Toyota Returns to Manga Classic 'Initial D' for GR86 Launch
Intertrend and director Annis Naeem created three brief anime-style films in Japanese with English subtitles.
The opening segment finds Takumi shifting his legendary Toyota AE86 into high gear, but he's not alone on the road:
Next, engines rev and treads squeal, as a mystery GR86 gives chase:
The impromptu race concludes with an appropriately meta reveal:
"Call me sensei," quips a cartoon version of iconic street-racer Keiichi Tsuchiya at the end. His story inspired Initial D in the first place. He served as a consultant on the manga and helped coordinate stunts for The Fast and the Furious: Tokyo Drift.
"For many, their first encounter with a Toyota 86 vehicle was through the eyes of Takumi Fujiwara taking on the mountain passes of Japan," Intertrend executive creative director Rosanne Kang Jovanovski tells Muse. "Our audience grew up with this, so there was truly no better conduit to introduce the 2022 GR86. His participation helped to solidify the authenticity of our stories."

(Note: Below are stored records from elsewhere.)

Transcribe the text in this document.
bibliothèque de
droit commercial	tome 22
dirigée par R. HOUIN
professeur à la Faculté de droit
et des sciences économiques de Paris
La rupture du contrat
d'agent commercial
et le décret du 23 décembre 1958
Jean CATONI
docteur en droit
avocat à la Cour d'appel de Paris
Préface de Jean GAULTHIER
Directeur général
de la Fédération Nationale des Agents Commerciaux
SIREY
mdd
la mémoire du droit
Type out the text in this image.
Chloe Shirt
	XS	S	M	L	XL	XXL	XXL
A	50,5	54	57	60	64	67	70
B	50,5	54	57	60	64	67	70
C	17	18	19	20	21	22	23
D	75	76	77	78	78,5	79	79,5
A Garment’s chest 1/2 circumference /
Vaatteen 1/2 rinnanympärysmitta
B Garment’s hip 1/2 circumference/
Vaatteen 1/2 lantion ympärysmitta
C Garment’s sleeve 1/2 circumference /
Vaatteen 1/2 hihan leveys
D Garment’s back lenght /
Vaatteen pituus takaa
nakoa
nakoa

Yes, it's niche and fannish. But manga's global reach has grown so ubiquitous that Intertrend believes the approach packs broad appeal, especially for gearheads, as part of Toyota's "FasterClass" GR86 campaign.
"Our creative team are all fans of the original series, and we were excited to create a story that honored this heritage and legacy through the lens of its origins," Jovanovski says. "Many of our audience are fans of the manga and anime, so we felt this would be the most dynamic and authentic way to showcase the new vehicle."
More mainstream "FasterClass" elements include Saatchi & Saatchi's ads with A-list drivers Stephan Papadakis, Fredric Aasbø, Ryan Tuerck, Ken Gushi and Hunter Taylor. Connill Advertising created Spanish-language installments.